On the HPCF, the qalter, qresub and qsub commands have been surrounded by a wrapper script, so that they provide a reasonable set of defaults for the HPCF systems and lock out some facilities that are known to cause trouble to the system or other users. Please do NOT attempt to bypass the checks, or use the qmon GUI command to submit or manipulate jobs.

The qsub and qalter ccommands have a local option -Q, which is recommended to select the logical queue for the job. As on the other HPCF systems, its value is made up of a letter and a number, with the former specifying the time the job may run for and the latter the number of CPUs it may use. This may have values:

Generally, the s96 logical queue is the best one for production work, but users with heavily memory- and communication-bound jobs may get better results out of the s64 logical queue. Similar remarks apply to all of the 6xN versus 4xN logical queues. The x84 logical queues are mainly for people doing performance analysis, as they have exactly the same number of CPUs on each board, where the x96 ones (and, to some extent, the x96 ones) don't.

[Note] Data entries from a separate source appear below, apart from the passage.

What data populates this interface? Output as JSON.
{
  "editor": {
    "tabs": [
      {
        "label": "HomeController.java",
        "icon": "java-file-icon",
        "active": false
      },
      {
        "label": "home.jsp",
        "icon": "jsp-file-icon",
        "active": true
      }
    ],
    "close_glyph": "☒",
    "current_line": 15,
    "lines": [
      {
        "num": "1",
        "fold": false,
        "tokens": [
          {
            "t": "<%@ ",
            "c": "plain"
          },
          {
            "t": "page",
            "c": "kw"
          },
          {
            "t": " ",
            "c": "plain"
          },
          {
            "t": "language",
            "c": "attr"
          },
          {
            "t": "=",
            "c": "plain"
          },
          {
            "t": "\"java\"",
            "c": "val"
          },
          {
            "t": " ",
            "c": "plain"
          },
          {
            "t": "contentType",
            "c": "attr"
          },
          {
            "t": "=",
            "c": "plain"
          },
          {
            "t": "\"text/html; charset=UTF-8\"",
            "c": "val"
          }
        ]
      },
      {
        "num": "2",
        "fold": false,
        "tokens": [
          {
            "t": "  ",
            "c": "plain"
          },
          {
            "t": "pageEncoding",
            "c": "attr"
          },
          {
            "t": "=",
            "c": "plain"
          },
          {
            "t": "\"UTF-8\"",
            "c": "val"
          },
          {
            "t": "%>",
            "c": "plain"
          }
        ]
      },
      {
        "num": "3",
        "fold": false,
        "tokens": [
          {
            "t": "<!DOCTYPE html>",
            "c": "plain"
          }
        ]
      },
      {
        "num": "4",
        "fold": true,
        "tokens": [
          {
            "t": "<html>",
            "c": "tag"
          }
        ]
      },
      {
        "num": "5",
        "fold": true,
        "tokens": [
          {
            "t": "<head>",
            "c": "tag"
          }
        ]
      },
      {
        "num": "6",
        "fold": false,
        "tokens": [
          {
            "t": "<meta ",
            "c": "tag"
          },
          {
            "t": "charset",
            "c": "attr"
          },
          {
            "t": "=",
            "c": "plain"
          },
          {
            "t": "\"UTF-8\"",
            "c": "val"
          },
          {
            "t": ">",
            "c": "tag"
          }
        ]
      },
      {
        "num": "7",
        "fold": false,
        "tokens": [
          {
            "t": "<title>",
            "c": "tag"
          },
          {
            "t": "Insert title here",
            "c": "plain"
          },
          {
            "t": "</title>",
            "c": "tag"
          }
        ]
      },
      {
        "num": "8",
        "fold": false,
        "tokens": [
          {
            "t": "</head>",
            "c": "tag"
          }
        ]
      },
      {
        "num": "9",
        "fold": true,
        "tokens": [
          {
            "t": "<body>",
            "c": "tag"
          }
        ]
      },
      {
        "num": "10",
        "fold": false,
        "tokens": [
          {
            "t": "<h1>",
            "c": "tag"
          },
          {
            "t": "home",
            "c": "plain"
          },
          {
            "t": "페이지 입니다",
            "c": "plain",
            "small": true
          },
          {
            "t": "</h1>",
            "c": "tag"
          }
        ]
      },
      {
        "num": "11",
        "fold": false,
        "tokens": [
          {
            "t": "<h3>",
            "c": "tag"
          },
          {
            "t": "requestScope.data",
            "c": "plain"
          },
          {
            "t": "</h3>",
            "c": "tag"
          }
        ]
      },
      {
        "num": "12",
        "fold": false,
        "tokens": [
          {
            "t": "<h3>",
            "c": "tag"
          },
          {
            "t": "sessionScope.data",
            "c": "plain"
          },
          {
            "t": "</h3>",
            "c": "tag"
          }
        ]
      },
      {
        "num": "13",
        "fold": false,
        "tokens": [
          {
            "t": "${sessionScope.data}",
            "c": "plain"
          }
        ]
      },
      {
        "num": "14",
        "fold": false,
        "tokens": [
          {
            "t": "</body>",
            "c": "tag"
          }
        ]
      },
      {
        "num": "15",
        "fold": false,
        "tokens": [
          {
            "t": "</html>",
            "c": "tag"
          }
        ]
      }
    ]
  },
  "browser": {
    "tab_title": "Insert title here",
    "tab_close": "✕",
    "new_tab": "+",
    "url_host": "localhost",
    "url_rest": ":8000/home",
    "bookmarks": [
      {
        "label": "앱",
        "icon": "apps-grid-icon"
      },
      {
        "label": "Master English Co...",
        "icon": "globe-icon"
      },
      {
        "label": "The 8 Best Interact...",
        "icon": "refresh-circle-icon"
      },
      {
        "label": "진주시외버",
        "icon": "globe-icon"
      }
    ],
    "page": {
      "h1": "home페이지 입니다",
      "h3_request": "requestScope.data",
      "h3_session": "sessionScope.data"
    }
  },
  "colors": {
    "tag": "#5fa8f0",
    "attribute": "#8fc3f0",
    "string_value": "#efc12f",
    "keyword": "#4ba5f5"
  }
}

For example, `qsub -Q u4 quick_job' or `qsub -Q s96 solve_universe'.

The actual number of CPUs allocated is 6, 12, 24, 48 or 96, with logical queues like t8 actually reserving 12 CPUs; if your program is CPU bound, you should use these numbers. The logical queues with 4, 8, 16, 32 and 64 CPUs use only the `main' CPUs and may provide 50% more memory bandwidth and memory per CPU; if your program is memory bound, you should use these numbers (e.g. t12 not t8). If in doubt, try both and use the one with the smaller wall-clock time, or ask for advice.

The logical queues are simple parallel environments with an associated environment variable. If you use the -pe option, you must set the number of processors to the same as in the environment name, and must use the number of CPUs actually allocated. You can then set the number of CPUs you intend to use with the HPCF_SLOTS environment variable. For example, `-pe s96 96' is equivalent to `-Q s96' and `-pe t48 48 -v HPCF_SLOTS=32' is equivalent to `-Q t32'. You are advised to use the -Q, form, for simplicity.

There is a pair of local options, -priority and -nopriority that may be used to select the priority (`charged') mechanism or deselect it. The default will usually be priority, if you have access to it; unfortunately, it is not possible to set the default yourself. While you can set the underlying parameter yourself (it is the Gridengine project, set by the -P argument), you are not advised to, as we may need to fiddle with the project names and other aspects.

The -e, -i and -o options must not specify remote hostnames, because the HPCF uses a common user directory model and jobs will be run on whatever machines are available. The -w option may be set to only e or v, mainly because no other settings make sense on the HPCF.

The -ac, -A, -c, -dc, -display, -hard, -inherit, -l, -m, -M, -masterq, -noshell, -nostdin, -ot, -P, -q, -sc, -soft and -u options must not be used. Note that checkpointing would be a useful feature if it worked and did not cause major trouble, but that has not been the case on any system at any time in the past 40 years.

If the command option -hpcf_dryrun is specified, the script will print out the expanded command that it would have called and the environment that it would use, and do nothing. This is unlikely to be of much use to users.

None of the environment variables SGE_ROOT, SGE_CELL, COMMD_PORT or COMMD_HOST may be used. The first should be set up correctly on login, and the others are not supported.